Khanna, de Harvard, que trabalhou e fez pesquisas pro bono para a empresa por mais de uma década, diz: “O que eu acho fantástico na empresa é que ela oferece hoje a cirurgia cardíaca mais barata do mundo (por exemplo, operação de ponte de safena na artéria coronária e vários outros procedimentos). É 90% mais barato do que nos EUA.”

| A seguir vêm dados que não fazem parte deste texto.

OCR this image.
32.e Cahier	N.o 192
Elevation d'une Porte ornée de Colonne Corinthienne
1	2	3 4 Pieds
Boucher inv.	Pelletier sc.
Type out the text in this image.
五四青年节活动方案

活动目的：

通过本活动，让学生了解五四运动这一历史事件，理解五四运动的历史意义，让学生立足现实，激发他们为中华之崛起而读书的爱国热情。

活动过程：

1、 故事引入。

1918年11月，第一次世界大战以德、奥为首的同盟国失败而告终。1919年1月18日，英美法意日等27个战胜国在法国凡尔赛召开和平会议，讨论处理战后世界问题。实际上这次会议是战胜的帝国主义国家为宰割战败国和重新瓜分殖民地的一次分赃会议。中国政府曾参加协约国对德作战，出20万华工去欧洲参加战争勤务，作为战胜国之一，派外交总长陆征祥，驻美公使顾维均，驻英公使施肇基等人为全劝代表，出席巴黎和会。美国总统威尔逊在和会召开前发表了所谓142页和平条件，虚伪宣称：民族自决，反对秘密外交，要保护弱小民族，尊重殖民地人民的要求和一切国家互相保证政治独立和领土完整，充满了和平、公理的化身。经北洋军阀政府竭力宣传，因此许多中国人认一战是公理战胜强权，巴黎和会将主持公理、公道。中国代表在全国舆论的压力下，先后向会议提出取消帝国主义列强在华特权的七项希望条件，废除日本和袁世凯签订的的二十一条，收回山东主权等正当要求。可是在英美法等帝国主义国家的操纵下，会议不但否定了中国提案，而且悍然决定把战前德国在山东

Shetty criou um modelo de negócio exclusivo com base em economia de escala e que permitiu a Narayana Health ajudar indigentes e ainda assim continuar rentável. Khanna diz que faz alguns anos o Wall Street Journal apelidou Shetty de “o Henry Ford da cirurgia cardíaca”. Ele acrescenta: “Eu, porém, acho que melhor ainda do que a comparação com Ford e seu sistema de produção em massa é a comparação com a Toyota e sua célebre estratégia de aprendizagem para descrever o que Shetty conseguiu fazer.”
A Narayana nunca rejeita um paciente, diz Khanna. Os pacientes que não podem pagar são tratados gratuitamente ou através de campanhas de caridades coordenadas pela rede hospitalar da Narayana. “Portanto, a empresa tem de ser muito eficiente para ter lucro e disponibilizar capital para essa missão social. É fantástico.”
Com relação às multinacionais emergentes e ao propósito social, Khanna diz que um dos “benefícios pouco reconhecidos de se estar afinado com o impacto social” é que ele o coloca “na vanguarda de muitas das questões mais urgentes da sociedade”. Uma empresa bem gerida e um empresário motivado podem transformar isso em vantagens substanciais, disse.
Thomas Robertson, ex-reitor da Escola Wharton e professor de marketing, diz que embora “obviamente, é preciso estar sempre atento aos lucros, ou a empresa não alcança nenhum de seus objetivos”, cada vez mais as empresas estão passando de um modelo que prioriza o acionista para outro mais abrangente que leva em conta os stakeholders. Há um reconhecimento cada vez maior, pela indústria, das responsabilidades para com seus funcionários, clientes, vizinhanças e regiões nas quais opera. “É difícil escapar disso.”